Son iki gündür…
Bursa Büyükşehir Belediyesi’nin önce yeni başkanını, sonra da eski başkanını dinledik.
İktidar ve muhalefet atama ve borç tartışmaları üzerinden Bursa’da hanidir unuttuğumuz polemiklere girişti.
Bursa Büyükşehir Belediye Başkanı Mustafa Bozbey’in dün yaptığı açıklamaları da selefi Alinur Aktaş ile Adalet ve Kalkınma Partisi Bursa İl Başkanı Davut Gürkan’ın açıklamalarını da Norm Haber sayfalarında bulabilirsiniz.
Gürkan ve Aktaş’ın düzenlediği toplantıda benim gündemimde elbette yerel anayasa (1/100000’lik plan) ve Kestel Soğuksu’da yapılmak istenen sanayi bölgesi vardı.
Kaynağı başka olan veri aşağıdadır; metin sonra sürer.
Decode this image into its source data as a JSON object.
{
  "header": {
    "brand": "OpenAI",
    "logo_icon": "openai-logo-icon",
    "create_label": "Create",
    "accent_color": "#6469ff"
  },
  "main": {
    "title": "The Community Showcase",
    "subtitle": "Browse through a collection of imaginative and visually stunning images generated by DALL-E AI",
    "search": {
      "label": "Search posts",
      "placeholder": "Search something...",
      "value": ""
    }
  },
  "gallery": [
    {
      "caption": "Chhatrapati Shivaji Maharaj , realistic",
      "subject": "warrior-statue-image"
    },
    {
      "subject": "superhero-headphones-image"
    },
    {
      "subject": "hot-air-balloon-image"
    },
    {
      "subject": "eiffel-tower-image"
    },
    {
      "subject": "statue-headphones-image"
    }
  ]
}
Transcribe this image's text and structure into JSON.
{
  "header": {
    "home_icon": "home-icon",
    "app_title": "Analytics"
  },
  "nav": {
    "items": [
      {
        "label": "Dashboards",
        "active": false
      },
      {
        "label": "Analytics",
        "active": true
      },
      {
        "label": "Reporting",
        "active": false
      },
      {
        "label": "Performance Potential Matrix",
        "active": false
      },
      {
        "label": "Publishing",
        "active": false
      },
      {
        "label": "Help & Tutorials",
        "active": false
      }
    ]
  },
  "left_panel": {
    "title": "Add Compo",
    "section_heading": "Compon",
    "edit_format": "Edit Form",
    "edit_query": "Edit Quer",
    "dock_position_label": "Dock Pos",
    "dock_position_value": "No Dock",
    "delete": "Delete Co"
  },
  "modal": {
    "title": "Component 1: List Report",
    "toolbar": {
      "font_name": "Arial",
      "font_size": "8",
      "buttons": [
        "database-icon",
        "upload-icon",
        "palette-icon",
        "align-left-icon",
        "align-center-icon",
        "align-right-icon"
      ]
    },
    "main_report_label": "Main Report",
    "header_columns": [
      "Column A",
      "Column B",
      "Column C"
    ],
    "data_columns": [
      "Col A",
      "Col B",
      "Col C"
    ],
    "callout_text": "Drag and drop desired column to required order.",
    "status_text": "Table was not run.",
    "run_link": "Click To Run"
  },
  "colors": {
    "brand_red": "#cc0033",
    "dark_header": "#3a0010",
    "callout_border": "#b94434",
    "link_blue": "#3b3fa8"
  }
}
Konuyu hem Aktaş’a hem de İl Başkanı Gürkan’a sordum:
“Dünkü toplantıda da gündeme geldi. Kestel Soğuksu bölgesinde planlanan sanayi bölgesi kent kamuoyunun da gündeminde.
Sayın Aktaş, siz seçim öncesinde 1/100000’lik planın hazır olduğunu ve seçim sonrasında yürürlüğe konulabileceğini söylemiştiniz. (Soğuksu) Bu planlamada yer alıyor muydu?
Sayın Gürkan, hem bölgede çalışan biri, bir sanayici olarak hem de iktidar partisinin il başkanı olarak sizin bu konuya bakış açınız nedir?”
Her iki ismin verdiği yanıtları noktasına virgülüne dokunmadan nakledeyim…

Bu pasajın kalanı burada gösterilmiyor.